New Zealand’s Laurel Hubbard competes at the IWF Weightlifting World Championships in California last year (Supplied: Linda Brothers/IWF)
Another sporting event, another transgender outrage. New Zealand weightlifter Laurel Hubbard is at the centre of a media-driven, talkback-fuelled controversy at the Commonwealth Games, where she has been forced to withdraw after an injury.
To many of the questions you might have heard discussed today about her inclusion the answers are — no, no, no, no and no.
The discussions have been largely driven by ignorance, pseudo-science and bigotry.
Here are five myths about transgender athletes in sport debunked.
1. A transgender woman will always beat others who were born female
Wrong. For example Hubbard was beaten twice at the December World Weightlifting Championships in Anaheim. American Sarah Robles won gold in the snatch, clean and jerk and overall categories while Hubbard finished with two silver medals in the snatch and overall categories, but out of the medals all together for the clean and jerk.
Scientific evidence debunks the socially constructed binary model of gender where we traditionally only recognise men and women. Traditionally we have recognised sex as either male or female, but the science has shown there are a range of chromosome combinations.
2. Testosterone determines speed and strength, and transgender males to females will always have an advantage
Untrue. A transitioned female generates no hormones at all then goes into a menopausal state. The level of synthetic hormones they are allowed to take under IOC rules are so low they actually reduce the physical capability of the body to a point where sport becomes harder to play competitively.

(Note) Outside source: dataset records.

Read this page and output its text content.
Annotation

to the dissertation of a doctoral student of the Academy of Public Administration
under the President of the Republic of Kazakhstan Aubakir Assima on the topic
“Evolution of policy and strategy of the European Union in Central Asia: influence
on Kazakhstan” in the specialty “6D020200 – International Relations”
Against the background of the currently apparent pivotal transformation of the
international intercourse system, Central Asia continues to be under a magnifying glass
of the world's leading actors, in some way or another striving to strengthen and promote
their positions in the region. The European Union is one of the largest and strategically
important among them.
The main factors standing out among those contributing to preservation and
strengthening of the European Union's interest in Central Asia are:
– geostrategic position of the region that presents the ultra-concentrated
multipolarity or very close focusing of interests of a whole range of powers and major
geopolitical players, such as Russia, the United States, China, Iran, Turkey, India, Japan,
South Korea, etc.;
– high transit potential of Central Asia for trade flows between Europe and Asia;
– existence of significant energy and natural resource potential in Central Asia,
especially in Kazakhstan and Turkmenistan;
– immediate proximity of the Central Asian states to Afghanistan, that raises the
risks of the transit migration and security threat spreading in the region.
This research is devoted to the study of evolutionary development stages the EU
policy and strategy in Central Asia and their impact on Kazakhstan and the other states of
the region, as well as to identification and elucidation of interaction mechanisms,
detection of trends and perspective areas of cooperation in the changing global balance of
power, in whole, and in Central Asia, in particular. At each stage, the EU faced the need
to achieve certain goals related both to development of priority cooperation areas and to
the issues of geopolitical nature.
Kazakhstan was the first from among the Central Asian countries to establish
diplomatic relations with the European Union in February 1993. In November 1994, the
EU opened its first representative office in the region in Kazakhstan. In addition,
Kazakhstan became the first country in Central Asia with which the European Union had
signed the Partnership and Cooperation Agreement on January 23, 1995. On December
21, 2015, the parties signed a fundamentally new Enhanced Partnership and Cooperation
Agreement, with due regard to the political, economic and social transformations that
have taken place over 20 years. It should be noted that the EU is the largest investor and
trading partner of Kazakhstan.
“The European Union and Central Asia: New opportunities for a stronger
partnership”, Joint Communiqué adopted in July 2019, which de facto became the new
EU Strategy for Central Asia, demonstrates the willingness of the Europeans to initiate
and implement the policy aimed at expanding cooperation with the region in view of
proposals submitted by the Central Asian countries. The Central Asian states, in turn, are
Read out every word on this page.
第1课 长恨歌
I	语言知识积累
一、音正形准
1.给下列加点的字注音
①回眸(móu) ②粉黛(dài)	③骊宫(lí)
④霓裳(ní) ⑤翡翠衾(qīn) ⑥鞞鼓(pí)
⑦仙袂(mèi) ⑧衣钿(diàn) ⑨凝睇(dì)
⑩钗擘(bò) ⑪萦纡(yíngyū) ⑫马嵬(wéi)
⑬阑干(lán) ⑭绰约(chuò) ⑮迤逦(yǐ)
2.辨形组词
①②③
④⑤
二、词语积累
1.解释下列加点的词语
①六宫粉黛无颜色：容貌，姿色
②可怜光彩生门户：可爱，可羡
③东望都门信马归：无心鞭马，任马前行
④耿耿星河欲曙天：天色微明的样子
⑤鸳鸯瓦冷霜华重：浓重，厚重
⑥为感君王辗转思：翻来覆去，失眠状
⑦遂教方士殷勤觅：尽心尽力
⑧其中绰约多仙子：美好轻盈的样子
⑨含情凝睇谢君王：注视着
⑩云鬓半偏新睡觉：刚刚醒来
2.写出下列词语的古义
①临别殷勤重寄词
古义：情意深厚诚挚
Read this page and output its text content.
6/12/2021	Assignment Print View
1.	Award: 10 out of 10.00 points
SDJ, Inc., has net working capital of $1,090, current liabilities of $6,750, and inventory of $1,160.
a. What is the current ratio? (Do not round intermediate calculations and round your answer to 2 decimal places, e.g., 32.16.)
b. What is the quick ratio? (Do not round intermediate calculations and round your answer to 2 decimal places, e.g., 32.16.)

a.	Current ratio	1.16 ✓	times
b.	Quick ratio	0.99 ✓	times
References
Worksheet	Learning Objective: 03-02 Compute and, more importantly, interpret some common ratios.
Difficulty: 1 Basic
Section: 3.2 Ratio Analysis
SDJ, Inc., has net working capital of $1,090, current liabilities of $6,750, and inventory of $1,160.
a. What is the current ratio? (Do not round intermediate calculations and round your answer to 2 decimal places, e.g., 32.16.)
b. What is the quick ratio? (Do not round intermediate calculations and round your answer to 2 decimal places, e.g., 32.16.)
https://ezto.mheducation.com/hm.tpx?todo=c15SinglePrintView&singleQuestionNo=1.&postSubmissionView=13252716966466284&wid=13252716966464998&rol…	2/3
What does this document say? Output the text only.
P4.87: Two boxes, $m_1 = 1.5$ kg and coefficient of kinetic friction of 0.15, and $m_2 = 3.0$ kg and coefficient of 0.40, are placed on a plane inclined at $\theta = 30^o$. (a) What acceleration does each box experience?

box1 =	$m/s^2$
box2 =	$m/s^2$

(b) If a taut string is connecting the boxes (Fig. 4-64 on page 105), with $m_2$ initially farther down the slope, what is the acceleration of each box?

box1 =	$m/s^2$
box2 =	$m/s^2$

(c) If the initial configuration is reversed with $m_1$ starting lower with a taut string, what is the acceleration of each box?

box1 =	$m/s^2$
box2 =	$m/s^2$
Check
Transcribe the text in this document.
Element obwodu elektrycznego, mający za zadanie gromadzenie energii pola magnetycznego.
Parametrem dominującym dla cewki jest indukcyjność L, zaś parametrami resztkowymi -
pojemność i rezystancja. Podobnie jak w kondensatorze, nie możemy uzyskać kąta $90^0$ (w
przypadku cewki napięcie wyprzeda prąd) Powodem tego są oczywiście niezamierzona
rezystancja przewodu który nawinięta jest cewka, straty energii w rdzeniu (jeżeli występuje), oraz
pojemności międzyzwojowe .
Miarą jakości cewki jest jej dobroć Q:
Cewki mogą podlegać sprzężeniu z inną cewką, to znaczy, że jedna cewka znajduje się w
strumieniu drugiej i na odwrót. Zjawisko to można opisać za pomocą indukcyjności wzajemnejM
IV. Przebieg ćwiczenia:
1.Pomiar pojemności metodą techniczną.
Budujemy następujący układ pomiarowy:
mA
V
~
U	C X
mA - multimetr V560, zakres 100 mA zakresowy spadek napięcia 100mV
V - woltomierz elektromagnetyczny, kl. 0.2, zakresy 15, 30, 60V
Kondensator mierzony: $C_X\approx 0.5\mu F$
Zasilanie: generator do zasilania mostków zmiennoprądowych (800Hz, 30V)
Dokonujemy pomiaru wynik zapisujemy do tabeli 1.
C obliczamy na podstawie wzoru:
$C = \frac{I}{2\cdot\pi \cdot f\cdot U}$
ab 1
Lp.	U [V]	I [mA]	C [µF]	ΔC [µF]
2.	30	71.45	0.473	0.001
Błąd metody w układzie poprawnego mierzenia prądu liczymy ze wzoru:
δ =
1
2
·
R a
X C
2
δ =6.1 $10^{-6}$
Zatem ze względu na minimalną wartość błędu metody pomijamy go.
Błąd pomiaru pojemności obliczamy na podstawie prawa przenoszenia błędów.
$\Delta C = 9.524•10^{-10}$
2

3. Transgender athletes will always be bigger and therefore stronger
Incorrect. Women, like men, come in all shapes and sizes. Our socially constructed view is that women need to look a certain way (usually more feminine) and men another (usually taller and stronger).
Nobody says Usain Bolt should not be able to compete against his rivals because his legs are longer than most of his rivals, just as nobody says Michael Phelps should not have been allowed to compete in swimming because his arm span was longer than anyone else’s.
4. There is no place for transgender athletes in sport.
Yes, there is. Traditionally competitive sport was developed by men for men. Women were not allowed to play. Now women can compete but many of the old divisions — such as along gender lines — remain.
As society becomes better educated and better informed about the reality of the human body, sport will need to adjust the way it is administered and played.
Nobody should be excluded from playing sport because of the “way they look”.
Sport is supposed to be inclusive and a human right for all.
We should be working towards a system that supports diversity, inclusion and accessibility.
5. High-profile events like the Commonwealth Games should ban transgender athletes
Wrong. This is what chief executive of the Commonwealth Games Federation David Grevemberg told The Ticket:
“If a sport needs to constructively discriminate in order to maintain its integrity or legitimacy then there should be a process that does not infringe upon the rights of individuals.
“The process needs to consider three things: first its safety, second its fairness and third its universal application.
“If you can create an argument, through evidence, that says one or all of these criteria prove that we should discriminate against someone, then we have a point to consider. But until that point it’s an issue of someone’s rights and their recognition of who they are.
“These are people that have recognition by their nations as being female and they have passion in their hearts to compete on the world stage in their sport, and I think their respective sports need to champion their ambitions.
“And as a federation we need to provide a framework and a constructive discussion on how best to approach any questions that people may have in terms of their own prejudice.”
Tracey Holmes is the host of The Ticket. Kristen Worley is a Canadian transgender cyclist, who won her case in the Human Rights Tribunal in Canada to challenge the gender rules of sport as determined by the IOC.